When she was on earth, Josephine stayed on Roxanne’s tiny island in the South Pacific. From the beginning, Roxanne had told Josephine, “You’re welcome here whenever. Just please don’t confuse me for a mother or a role-model.” Which only made her more attractive as both.
This was why, when Josephine was in her early twenties, she had taken it to heart when Roxanne said, “I just want you to know it’s a possibility that you’re a dyke. Which you might not know yet, because you live in a gay beach moon colony and there are literally no hot women in your life. Not a one.” And Josephine had discovered that she was correct on all fronts.
So on this visit, when they were both drunk on mai-tais, swinging side by side in woven hammocks, and Roxanne asked off-handedly, “Jo, how did you get in charge of flying that spaceship?” Josephine told her about the grey-haired woman, and the train, and the perfect fall afternoon, and the resonant, life-changing “all-aboard” that they had shared out the window. She told her that the space shuttle seemed like the closest thing.
Roxanne turned and gave her a serious look. Then she burst out laughing. The hammock tipped and Roxanne fell to the ground, still howling with laughter.
“What?” Josephine asked. She knew it was silly, but she hadn’t considered it quite this hilarious.
“Jo,” Roxanne choked out from her prone position on the lawn. “That wasn’t a train conductor. It wasn’t even a woman. That was just Manny with a wig on.”
“No fucking way,” Josephine said. “Oh god, really?”
“Yes. It was Halloween. Hence the pumpkin farm. And the wig was on sale, I got one too.
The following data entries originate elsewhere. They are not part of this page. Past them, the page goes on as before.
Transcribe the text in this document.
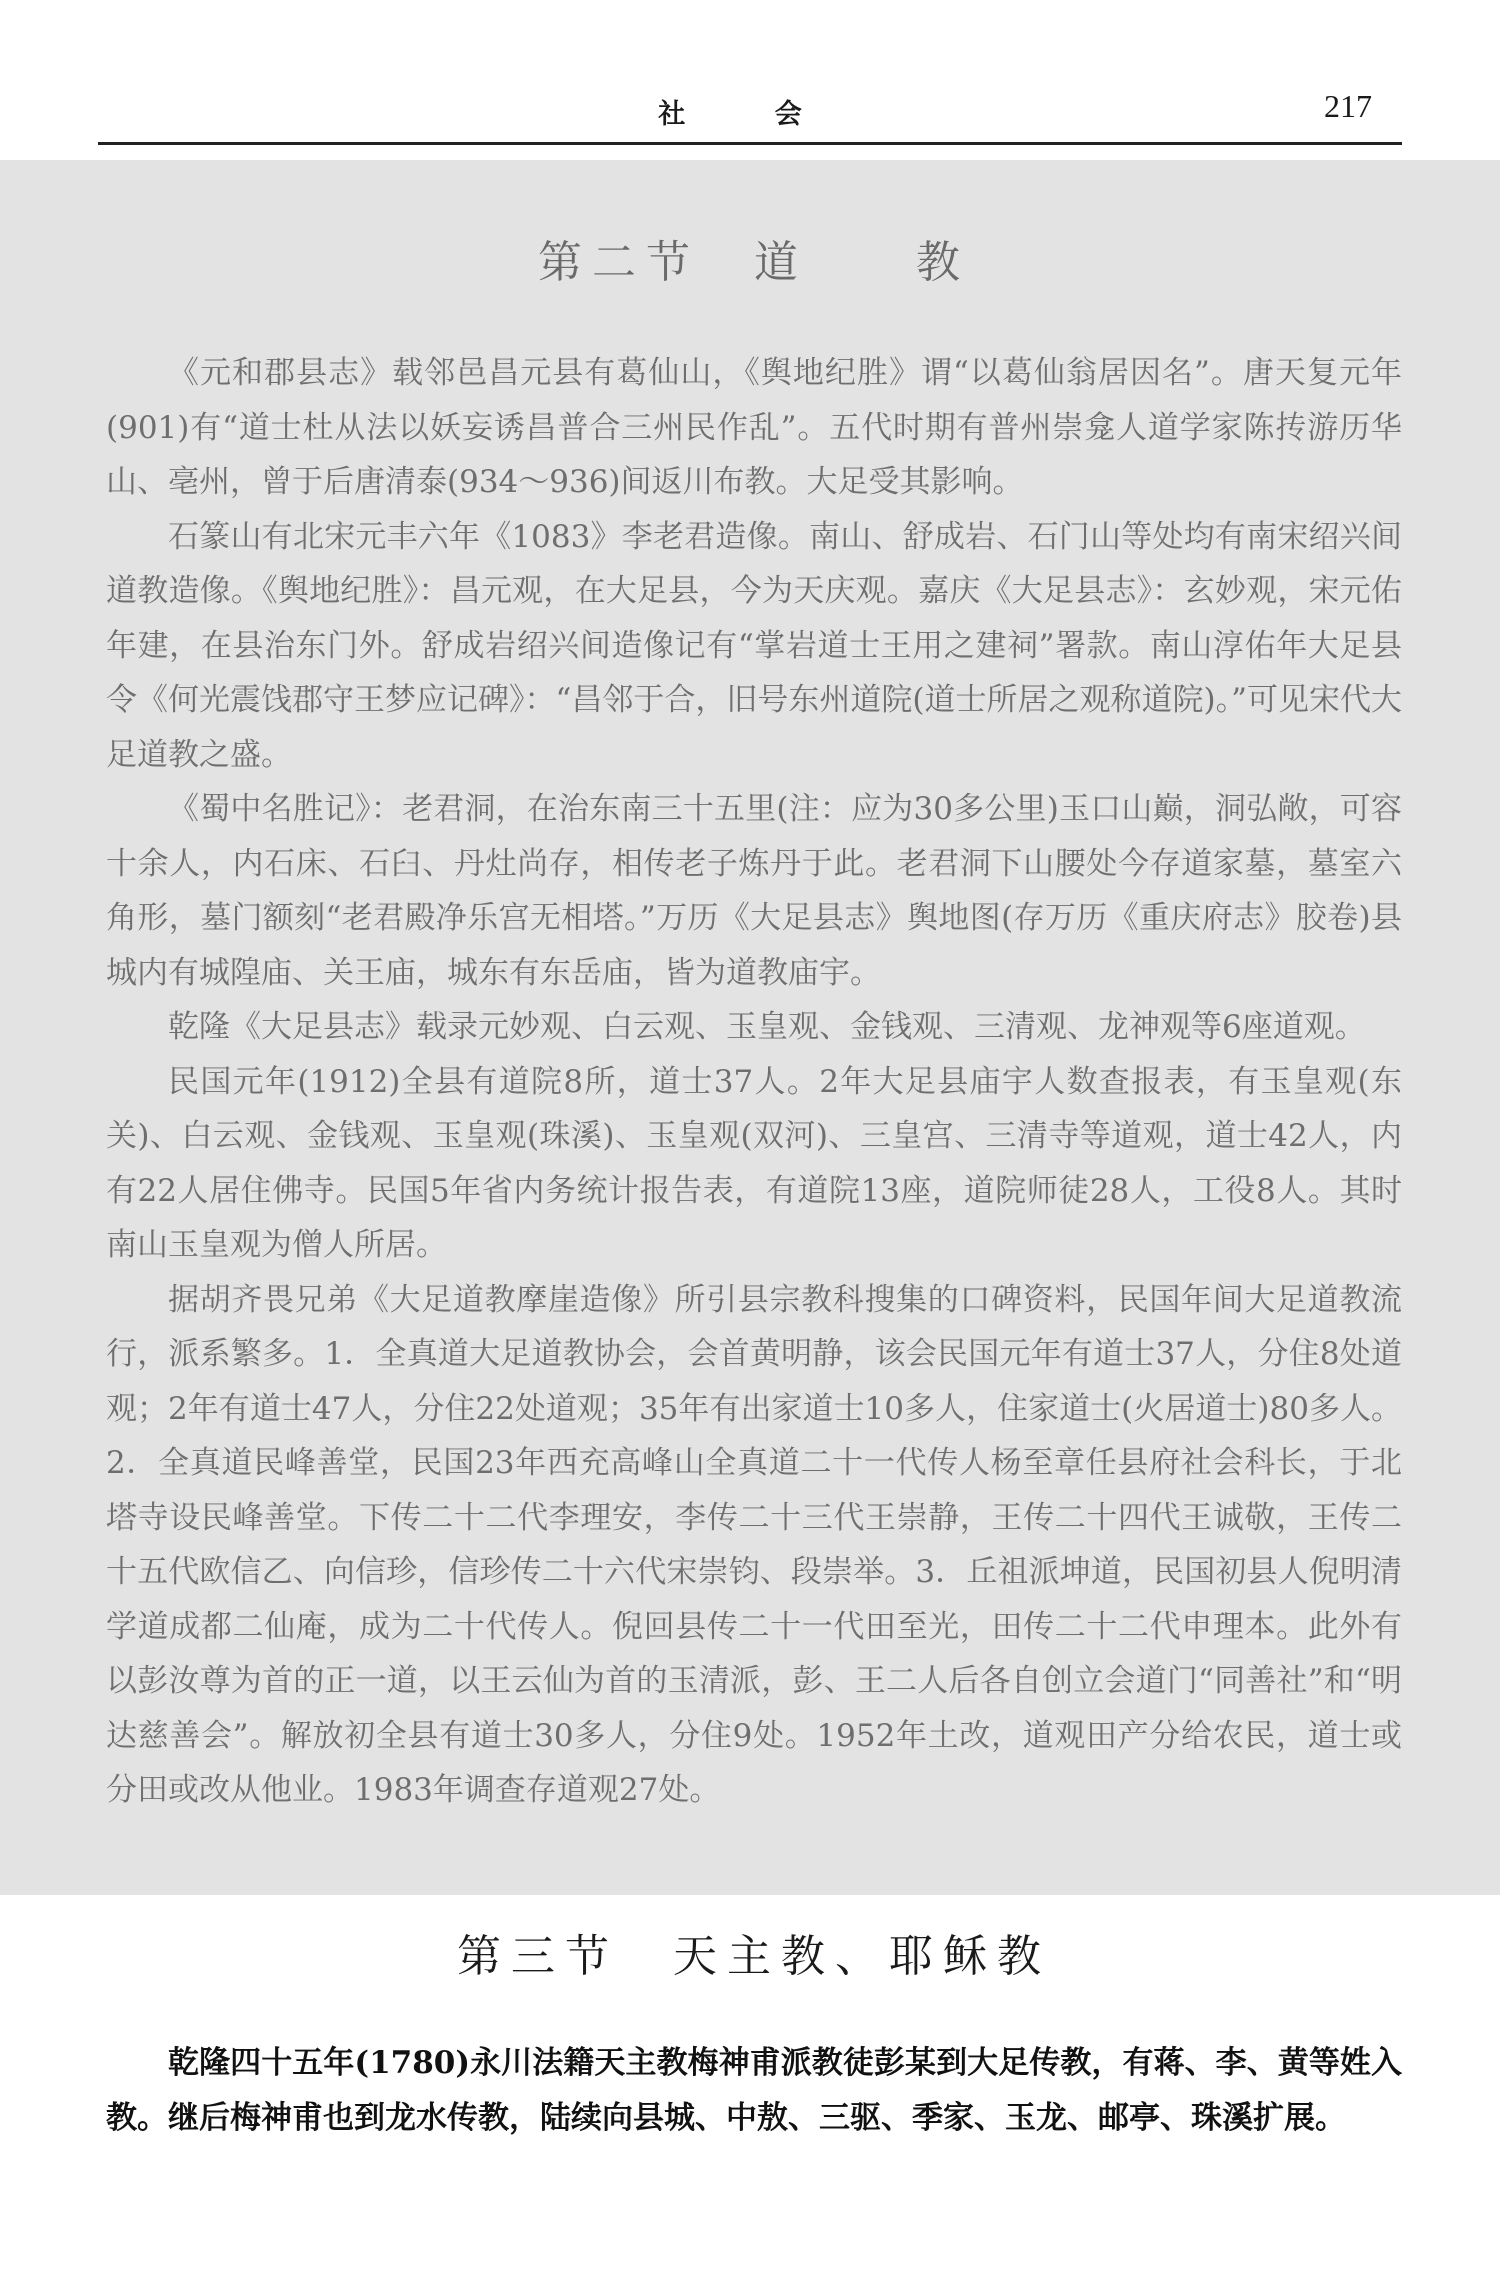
社 会	217
第二节　道　　教

《元和郡县志》载邻邑昌元县有葛仙山，《舆地纪胜》谓“以葛仙翁居因名”。唐天复元年(901)有“道士杜从法以妖妄诱昌普合三州民作乱”。五代时期有普州崇龛人道学家陈抟游历华山、亳州，曾于后唐清泰(934～936)间返川布教。大足受其影响。

石篆山有北宋元丰六年《1083》李老君造像。南山、舒成岩、石门山等处均有南宋绍兴间道教造像。《舆地纪胜》：昌元观，在大足县，今为天庆观。嘉庆《大足县志》：玄妙观，宋元佑年建，在县治东门外。舒成岩绍兴间造像记有“掌岩道士王用之建祠”署款。南山淳佑年大足县令《何光震饯郡守王梦应记碑》：“昌邻于合，旧号东州道院(道士所居之观称道院)。”可见宋代大足道教之盛。

《蜀中名胜记》：老君洞，在治东南三十五里(注：应为30多公里)玉口山巅，洞弘敞，可容十余人，内石床、石臼、丹灶尚存，相传老子炼丹于此。老君洞下山腰处今存道家墓，墓室六角形，墓门额刻“老君殿净乐宫无相塔。”万历《大足县志》舆地图(存万历《重庆府志》胶卷)县城内有城隍庙、关王庙，城东有东岳庙，皆为道教庙宇。

乾隆《大足县志》载录元妙观、白云观、玉皇观、金钱观、三清观、龙神观等6座道观。

民国元年(1912)全县有道院8所，道士37人。2年大足县庙宇人数查报表，有玉皇观(东关)、白云观、金钱观、玉皇观(珠溪)、玉皇观(双河)、三皇宫、三清寺等道观，道士42人，内有22人居住佛寺。民国5年省内务统计报告表，有道院13座，道院师徒28人，工役8人。其时南山玉皇观为僧人所居。

据胡齐畏兄弟《大足道教摩崖造像》所引县宗教科搜集的口碑资料，民国年间大足道教流行，派系繁多。1．全真道大足道教协会，会首黄明静，该会民国元年有道士37人，分住8处道观；2年有道士47人，分住22处道观；35年有出家道士10多人，住家道士(火居道士)80多人。2．全真道民峰善堂，民国23年西充高峰山全真道二十一代传人杨至章任县府社会科长，于北塔寺设民峰善堂。下传二十二代李理安，李传二十三代王崇静，王传二十四代王诚敬，王传二十五代欧信乙、向信珍，信珍传二十六代宋崇钧、段崇举。3．丘祖派坤道，民国初县人倪明清学道成都二仙庵，成为二十代传人。倪回县传二十一代田至光，田传二十二代申理本。此外有以彭汝尊为首的正一道，以王云仙为首的玉清派，彭、王二人后各自创立会道门“同善社”和“明达慈善会”。解放初全县有道士30多人，分住9处。1952年土改，道观田产分给农民，道士或分田或改从他业。1983年调查存道观27处。

第三节　天主教、耶稣教

乾隆四十五年(1780)永川法籍天主教梅神甫派教徒彭某到大足传教，有蒋、李、黄等姓入教。继后梅神甫也到龙水传教，陆续向县城、中敖、三驱、季家、玉龙、邮亭、珠溪扩展。
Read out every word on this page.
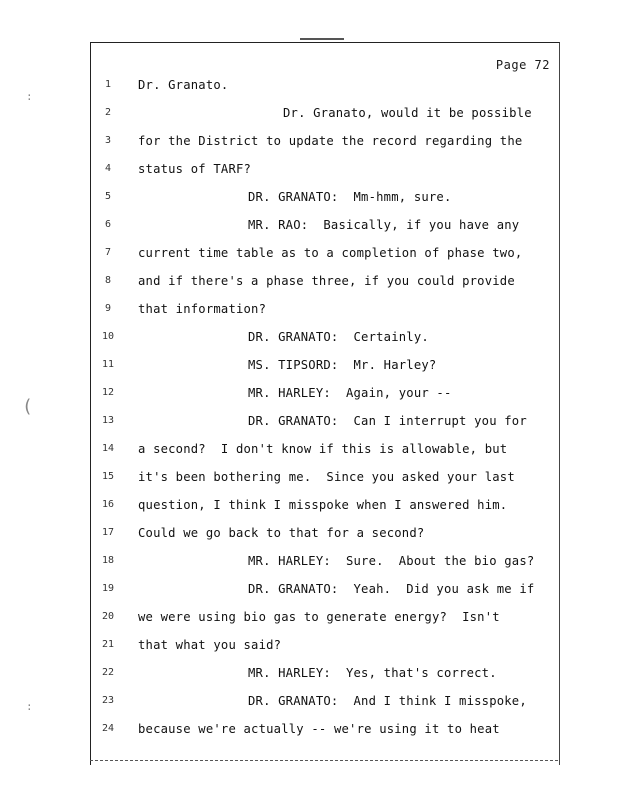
Page 72
:
(
:
1	Dr. Granato.
2	Dr. Granato, would it be possible
3	for the District to update the record regarding the
4	status of TARF?
5	DR. GRANATO:  Mm-hmm, sure.
6	MR. RAO:  Basically, if you have any
7	current time table as to a completion of phase two,
8	and if there's a phase three, if you could provide
9	that information?
10	DR. GRANATO:  Certainly.
11	MS. TIPSORD:  Mr. Harley?
12	MR. HARLEY:  Again, your --
13	DR. GRANATO:  Can I interrupt you for
14	a second?  I don't know if this is allowable, but
15	it's been bothering me.  Since you asked your last
16	question, I think I misspoke when I answered him.
17	Could we go back to that for a second?
18	MR. HARLEY:  Sure.  About the bio gas?
19	DR. GRANATO:  Yeah.  Did you ask me if
20	we were using bio gas to generate energy?  Isn't
21	that what you said?
22	MR. HARLEY:  Yes, that's correct.
23	DR. GRANATO:  And I think I misspoke,
24	because we're actually -- we're using it to heat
Wait.” Roxanne was suddenly up on her feet and stumbling back toward the house.
Josephine didn’t know what to say. She sipped on her mai-tai and looked up at the moon — that ridiculous, gay playland — and felt incredibly, incredibly stupid.
Roxanne appeared again out of the darkness outfitted in the exact grey, bowl-cut wig from Josephine’s memory. “Listen,” she said, taking it off and affixing it to Josephine’s sad, limp head. “I only asked about the spaceship, because it’s a huge responsibility and you handle it so well. I’m proud of you,” she said.
It was then, as Josephine adjusted the wig, and thanked Roxanne, that she finally felt the glittering joy of the original “all-aboard” moment. It had nothing to do with the train, or the season, or even the grey-haired woman, but the purposeful waving and the assurance of being seen.